ISIS Jihadists Seize Fourth Century Christian Monastery, Expel Monks
The purge of Christians from northern Iraq continues under the hands of the Sunni jihadist group, the Islamic State--formerly the Islamic State of Iraq and al-Sham (ISIS). ISIS militants seized the famous Mar Behnam or St. Behnam monastery this week, a fourth century Christian landmark, and forced monks to leave immediately.

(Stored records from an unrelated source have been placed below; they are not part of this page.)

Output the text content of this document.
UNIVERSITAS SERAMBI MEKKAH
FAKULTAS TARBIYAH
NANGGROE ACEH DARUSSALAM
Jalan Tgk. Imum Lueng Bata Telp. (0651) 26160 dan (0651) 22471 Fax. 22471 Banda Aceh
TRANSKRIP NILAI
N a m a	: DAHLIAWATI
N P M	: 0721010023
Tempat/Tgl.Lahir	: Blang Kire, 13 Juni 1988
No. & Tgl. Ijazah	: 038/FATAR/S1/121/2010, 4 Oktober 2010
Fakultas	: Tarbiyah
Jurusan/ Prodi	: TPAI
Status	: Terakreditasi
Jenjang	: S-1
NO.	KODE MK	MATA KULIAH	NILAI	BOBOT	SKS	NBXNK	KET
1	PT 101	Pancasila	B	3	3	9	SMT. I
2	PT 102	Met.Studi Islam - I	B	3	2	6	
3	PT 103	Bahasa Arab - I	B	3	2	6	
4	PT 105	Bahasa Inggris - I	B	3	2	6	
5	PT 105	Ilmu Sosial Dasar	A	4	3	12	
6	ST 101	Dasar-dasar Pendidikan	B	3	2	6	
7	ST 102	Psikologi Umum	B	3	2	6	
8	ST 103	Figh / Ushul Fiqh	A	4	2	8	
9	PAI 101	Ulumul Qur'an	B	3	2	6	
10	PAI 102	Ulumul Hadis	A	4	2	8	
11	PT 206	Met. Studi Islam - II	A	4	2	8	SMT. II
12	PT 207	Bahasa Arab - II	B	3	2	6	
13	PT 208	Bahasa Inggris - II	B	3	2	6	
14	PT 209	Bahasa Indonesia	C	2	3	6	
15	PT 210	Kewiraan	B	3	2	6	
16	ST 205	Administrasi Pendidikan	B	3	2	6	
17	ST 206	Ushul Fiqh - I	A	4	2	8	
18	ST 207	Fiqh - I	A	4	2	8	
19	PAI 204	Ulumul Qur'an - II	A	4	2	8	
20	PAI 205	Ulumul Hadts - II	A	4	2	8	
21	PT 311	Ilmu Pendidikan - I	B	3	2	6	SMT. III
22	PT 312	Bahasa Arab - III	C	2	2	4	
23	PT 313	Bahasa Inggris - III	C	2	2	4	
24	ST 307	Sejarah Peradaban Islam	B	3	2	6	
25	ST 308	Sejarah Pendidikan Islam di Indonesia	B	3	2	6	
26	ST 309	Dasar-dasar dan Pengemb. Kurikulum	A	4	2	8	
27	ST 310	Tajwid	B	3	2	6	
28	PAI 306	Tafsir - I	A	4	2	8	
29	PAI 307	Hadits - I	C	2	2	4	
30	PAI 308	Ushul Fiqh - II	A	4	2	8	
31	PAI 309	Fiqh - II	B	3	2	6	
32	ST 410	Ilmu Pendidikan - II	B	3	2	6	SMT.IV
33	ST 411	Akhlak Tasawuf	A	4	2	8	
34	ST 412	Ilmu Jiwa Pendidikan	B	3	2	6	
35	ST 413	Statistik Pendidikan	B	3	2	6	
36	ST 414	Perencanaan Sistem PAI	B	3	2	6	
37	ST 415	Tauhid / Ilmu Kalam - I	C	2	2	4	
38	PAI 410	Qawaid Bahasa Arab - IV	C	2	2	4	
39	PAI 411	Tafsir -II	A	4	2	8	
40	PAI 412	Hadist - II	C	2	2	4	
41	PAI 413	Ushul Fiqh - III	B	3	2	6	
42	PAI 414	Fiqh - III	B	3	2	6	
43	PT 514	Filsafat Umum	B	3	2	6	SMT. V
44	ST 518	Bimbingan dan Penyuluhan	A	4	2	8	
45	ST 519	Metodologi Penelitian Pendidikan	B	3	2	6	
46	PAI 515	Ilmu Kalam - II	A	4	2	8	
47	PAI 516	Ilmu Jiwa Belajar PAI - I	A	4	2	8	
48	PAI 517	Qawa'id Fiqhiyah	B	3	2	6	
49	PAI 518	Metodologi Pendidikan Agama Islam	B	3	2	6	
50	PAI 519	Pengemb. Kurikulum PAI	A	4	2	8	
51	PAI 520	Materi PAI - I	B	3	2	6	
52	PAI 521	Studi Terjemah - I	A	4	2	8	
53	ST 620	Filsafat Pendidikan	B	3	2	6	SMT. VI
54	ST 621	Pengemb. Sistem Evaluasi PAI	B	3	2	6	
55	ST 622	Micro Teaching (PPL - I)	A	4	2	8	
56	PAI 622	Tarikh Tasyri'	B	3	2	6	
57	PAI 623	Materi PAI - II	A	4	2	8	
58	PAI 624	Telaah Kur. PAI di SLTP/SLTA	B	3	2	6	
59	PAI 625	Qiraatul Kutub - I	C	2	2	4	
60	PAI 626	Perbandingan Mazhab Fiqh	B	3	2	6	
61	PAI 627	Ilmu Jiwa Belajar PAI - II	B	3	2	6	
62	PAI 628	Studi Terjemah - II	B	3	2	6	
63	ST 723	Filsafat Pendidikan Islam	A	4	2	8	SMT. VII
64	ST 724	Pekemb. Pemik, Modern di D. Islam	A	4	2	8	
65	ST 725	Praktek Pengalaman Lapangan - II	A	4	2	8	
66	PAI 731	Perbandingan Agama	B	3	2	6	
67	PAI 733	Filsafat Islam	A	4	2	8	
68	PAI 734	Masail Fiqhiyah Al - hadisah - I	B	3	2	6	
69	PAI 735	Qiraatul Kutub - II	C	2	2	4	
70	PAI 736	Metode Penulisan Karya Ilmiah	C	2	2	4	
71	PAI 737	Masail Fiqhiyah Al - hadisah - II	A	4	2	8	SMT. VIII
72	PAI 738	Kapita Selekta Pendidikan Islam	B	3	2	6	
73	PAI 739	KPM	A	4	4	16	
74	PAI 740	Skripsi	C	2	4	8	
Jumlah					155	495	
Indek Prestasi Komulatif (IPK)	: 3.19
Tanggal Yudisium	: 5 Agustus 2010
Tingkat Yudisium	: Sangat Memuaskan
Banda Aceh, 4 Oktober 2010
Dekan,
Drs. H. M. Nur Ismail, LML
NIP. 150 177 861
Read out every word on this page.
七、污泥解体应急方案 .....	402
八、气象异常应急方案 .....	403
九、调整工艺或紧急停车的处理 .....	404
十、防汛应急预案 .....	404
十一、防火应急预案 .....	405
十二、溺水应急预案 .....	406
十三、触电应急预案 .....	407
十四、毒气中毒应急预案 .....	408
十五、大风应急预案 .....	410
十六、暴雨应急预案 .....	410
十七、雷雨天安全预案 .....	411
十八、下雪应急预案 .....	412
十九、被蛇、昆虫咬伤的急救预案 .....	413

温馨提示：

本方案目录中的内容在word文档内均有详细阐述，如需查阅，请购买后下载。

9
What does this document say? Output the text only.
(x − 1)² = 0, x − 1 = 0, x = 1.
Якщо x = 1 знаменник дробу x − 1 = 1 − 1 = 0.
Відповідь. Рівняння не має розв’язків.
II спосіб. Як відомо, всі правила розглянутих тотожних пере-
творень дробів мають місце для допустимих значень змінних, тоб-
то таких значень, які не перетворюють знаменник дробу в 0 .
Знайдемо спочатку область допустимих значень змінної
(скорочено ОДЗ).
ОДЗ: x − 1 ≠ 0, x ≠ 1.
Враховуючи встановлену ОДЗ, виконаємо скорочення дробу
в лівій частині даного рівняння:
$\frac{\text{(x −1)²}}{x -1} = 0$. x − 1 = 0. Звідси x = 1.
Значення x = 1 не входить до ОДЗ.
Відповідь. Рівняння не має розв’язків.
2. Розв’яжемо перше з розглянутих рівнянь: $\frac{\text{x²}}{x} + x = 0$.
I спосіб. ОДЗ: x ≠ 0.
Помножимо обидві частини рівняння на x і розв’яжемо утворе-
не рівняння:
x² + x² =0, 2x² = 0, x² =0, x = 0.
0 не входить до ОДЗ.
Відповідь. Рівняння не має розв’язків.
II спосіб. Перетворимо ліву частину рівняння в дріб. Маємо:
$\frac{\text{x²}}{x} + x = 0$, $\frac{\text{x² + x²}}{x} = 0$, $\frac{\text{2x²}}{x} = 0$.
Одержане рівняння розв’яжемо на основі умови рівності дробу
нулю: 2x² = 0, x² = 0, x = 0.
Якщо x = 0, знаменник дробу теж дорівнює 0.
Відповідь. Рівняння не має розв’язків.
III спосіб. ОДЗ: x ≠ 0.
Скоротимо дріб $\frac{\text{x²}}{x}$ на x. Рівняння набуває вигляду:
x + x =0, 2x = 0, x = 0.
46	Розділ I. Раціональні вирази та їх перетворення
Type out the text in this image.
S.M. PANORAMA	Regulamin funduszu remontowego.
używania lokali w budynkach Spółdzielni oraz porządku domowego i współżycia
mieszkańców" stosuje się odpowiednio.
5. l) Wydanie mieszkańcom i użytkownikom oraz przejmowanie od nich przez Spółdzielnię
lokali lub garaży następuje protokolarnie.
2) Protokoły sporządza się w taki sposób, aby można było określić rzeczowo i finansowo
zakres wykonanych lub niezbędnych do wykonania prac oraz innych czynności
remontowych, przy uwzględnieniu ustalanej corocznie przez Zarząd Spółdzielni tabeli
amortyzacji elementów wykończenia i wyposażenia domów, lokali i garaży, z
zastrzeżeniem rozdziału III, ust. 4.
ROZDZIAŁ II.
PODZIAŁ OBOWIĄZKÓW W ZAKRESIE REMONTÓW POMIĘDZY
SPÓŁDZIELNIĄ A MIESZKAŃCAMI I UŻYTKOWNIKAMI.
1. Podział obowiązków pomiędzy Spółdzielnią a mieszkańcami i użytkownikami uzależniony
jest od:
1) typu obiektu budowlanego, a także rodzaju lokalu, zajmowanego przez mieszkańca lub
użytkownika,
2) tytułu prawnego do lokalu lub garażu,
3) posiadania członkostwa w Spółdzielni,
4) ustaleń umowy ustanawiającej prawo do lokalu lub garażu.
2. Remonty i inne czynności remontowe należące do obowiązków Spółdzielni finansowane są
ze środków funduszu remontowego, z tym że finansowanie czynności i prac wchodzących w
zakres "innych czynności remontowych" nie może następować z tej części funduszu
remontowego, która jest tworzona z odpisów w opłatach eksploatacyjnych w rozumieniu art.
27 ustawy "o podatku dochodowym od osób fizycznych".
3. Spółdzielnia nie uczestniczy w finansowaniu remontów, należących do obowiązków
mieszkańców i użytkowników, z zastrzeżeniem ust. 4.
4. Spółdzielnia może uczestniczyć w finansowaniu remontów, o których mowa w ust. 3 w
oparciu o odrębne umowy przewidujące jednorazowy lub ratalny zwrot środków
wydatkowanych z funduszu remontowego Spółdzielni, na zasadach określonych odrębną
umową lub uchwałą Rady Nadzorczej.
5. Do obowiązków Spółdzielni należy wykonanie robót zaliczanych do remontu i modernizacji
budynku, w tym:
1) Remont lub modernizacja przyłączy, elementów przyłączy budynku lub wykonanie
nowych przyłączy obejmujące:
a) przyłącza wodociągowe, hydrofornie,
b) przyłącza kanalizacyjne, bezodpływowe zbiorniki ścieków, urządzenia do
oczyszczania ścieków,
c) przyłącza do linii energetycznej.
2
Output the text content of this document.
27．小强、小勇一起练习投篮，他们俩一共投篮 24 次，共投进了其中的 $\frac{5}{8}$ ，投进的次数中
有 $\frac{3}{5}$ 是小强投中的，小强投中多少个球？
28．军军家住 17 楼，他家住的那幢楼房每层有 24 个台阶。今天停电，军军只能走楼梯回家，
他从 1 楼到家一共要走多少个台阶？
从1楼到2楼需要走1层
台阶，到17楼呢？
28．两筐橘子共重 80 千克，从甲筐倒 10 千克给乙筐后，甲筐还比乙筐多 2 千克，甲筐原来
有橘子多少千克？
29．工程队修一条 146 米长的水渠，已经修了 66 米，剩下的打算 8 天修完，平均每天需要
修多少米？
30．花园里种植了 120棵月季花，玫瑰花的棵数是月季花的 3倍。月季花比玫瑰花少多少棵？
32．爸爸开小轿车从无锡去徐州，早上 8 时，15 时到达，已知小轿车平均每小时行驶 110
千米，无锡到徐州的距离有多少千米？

According to the Agence France-Presse, the monastery, a famous landmark of early Christianity, is now fully in the hands of ISIS jihadists. A cleric and residents of the monastery reported on Monday that the monks inhabiting the monastery were told that they "had no place here anymore" and to "leave immediately" from the town of Qaraqosh, a short distance from the fully ISIS-controlled Mosul. Witnesses report that they were forced to leave everything behind, taking only the clothes they were wearing. The monastery was previously run by the Syriac Catholic church; up to nine people reportedly still lived there when ISIS terrorists arrived.
Though only a small number of monks remained at the monastery, the capture is extremely significant for its symbolism. The St. Behnam monastery was built by Assyrian King Sennacherib II and named after his son, whom he martyred after he and his sister, Sarah, converted to Christianity. He is one of the oldest martyrs in the Christian tradition.
The monastery itself is one of the oldest monuments in the history of Christianity, a symbol of the rich history the religion has within the borders of Iraq. ISIS has systematically attempted to uproot Christianity from the history of the land as part of its efforts to establish an extremist Islamic Caliphate in territories stretching from Spain (the historically Muslim al-Andaluz) to western China, where the Chinese Uyghur population is largely Muslim.
The expulsion followed a brutal campaign in Mosul, the second-largest city in Iraq, to clear it of Christians for the first time in the history of the religion. Christians in the city were told to convert and pay an unreasonably high tax, flee, or be killed. Almost all chose to leave, and it is believed that the city has been entirely emptied of its Christian population for the first time since the life of Jesus Himself.
Many of Mosul's Christians have sought refuge in another monastery, the Monastery of St. Matthew, where Al Jazeera reports that "dozens" of Christian families have laid down mattresses and begun to wait and pray for the situation to change. They also received a visit from Patriarch Ignatius Aphrem II, head of the Syriac Catholic Church, who led prayers in Aramaic, believed to be the language of Jesus.